Le massicce proteste di giugno potrebbero essere un buon inizio per condurre questa analisi. I dimostranti sono scesi in piazza (Taksim, Istanbul) per protestare contro il progetto approvato dal governo che prevedeva la costruzione di un centro commerciale all’interno dell’amato Gezi Park. Chi e’ stato ad Istanbul potra’ senz’altro confermare che un tale spazio verde al centro di una citta’ da 17 milioni di abitanti rappresenta una risorsa di incalcolabile valore. Quindi, i motivi che hanno spinto i cittadini in piazza erano piu’ che leciti. Il Governo ha risposto alle proteste con una repressione brutale, caricando i cannoni ad acqua con spray urticante e lanciando lacrimogeni e proiettili di gomma sulla folla. A seguito di queste violenze, sono state chieste le dimissioni del Primo Ministro Erdogan, chiaramente non avvenute.

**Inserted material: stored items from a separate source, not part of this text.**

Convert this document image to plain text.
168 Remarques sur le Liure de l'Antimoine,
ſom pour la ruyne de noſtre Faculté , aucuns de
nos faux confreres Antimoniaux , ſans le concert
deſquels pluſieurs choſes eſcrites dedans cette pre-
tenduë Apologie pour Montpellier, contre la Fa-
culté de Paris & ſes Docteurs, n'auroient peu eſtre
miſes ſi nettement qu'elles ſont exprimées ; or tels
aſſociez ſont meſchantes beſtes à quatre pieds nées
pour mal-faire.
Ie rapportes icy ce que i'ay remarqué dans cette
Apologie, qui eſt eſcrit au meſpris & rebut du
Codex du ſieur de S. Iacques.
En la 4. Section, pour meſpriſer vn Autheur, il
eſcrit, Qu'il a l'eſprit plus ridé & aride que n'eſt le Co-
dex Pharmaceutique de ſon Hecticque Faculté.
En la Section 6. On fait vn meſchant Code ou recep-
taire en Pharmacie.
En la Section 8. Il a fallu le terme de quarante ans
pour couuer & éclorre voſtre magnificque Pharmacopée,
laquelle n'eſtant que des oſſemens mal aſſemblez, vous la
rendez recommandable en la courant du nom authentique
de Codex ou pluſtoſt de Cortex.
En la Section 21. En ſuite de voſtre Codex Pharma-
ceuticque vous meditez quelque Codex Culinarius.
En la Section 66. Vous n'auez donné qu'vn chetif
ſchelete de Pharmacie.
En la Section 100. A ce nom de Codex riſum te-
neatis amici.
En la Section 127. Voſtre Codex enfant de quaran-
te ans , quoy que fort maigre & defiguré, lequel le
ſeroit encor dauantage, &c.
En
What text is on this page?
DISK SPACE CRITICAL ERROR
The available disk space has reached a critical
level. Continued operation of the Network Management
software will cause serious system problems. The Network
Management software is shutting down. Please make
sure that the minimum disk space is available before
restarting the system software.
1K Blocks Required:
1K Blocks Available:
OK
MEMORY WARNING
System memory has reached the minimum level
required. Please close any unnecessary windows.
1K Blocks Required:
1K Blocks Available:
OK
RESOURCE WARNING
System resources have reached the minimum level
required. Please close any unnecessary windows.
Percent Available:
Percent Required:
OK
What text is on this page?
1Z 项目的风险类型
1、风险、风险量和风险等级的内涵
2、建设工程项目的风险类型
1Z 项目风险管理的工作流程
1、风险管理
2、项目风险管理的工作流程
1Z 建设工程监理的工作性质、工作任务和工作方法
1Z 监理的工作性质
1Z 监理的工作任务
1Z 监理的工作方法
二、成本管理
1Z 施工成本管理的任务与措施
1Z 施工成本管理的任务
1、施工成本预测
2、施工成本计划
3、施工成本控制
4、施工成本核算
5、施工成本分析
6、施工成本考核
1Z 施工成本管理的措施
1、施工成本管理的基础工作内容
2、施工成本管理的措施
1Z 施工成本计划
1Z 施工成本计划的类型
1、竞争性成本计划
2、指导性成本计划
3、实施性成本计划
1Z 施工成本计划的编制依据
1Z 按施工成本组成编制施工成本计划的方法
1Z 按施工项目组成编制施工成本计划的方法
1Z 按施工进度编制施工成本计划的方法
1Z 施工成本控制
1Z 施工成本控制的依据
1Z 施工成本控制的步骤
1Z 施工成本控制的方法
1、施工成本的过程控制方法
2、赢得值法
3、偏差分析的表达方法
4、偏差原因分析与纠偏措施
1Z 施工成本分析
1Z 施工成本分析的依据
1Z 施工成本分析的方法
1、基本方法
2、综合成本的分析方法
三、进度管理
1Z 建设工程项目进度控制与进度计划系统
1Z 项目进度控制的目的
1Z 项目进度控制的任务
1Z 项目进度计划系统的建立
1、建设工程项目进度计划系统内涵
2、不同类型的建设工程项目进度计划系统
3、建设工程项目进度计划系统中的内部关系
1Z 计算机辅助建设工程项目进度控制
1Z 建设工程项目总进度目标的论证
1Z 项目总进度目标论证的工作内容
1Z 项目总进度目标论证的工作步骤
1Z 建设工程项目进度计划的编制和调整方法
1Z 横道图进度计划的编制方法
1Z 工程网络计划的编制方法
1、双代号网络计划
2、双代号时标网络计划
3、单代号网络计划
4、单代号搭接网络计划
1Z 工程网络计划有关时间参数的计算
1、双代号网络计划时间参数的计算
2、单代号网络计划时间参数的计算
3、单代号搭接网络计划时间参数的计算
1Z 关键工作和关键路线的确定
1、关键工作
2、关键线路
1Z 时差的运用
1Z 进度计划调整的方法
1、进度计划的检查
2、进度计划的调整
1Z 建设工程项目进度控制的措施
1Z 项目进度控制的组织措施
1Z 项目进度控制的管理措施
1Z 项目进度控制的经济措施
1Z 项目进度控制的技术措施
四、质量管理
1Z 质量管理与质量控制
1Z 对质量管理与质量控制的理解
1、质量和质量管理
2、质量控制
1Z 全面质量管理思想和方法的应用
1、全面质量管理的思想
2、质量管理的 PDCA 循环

Dopo un’estate relativamente tranquilla, in cui il Governo sembrava aver abilmente ricucito le ferite, nuovi scandali hanno scosso l’autunno turco. I figli dei piu’ importanti ministri del Governo Erdogan (Interno, Economia e Ambiente) sono stati accusati di corruzione e riciclaggio di denaro, possibili grazie alla coadiuvazione degli influenti padri. La questione non e’ ancora stata totalmente chiarificata dalla giustizia ma gli esperti si aspettano nuove scosse politiche a fronte delle future sentenze. Intanto i tre ministri coinvolti hanno rassegnato le dimissioni; un rimpasto di Governo dovrebbe aiutare Erdogan a navigare piu’ agilmente in acque tempestose.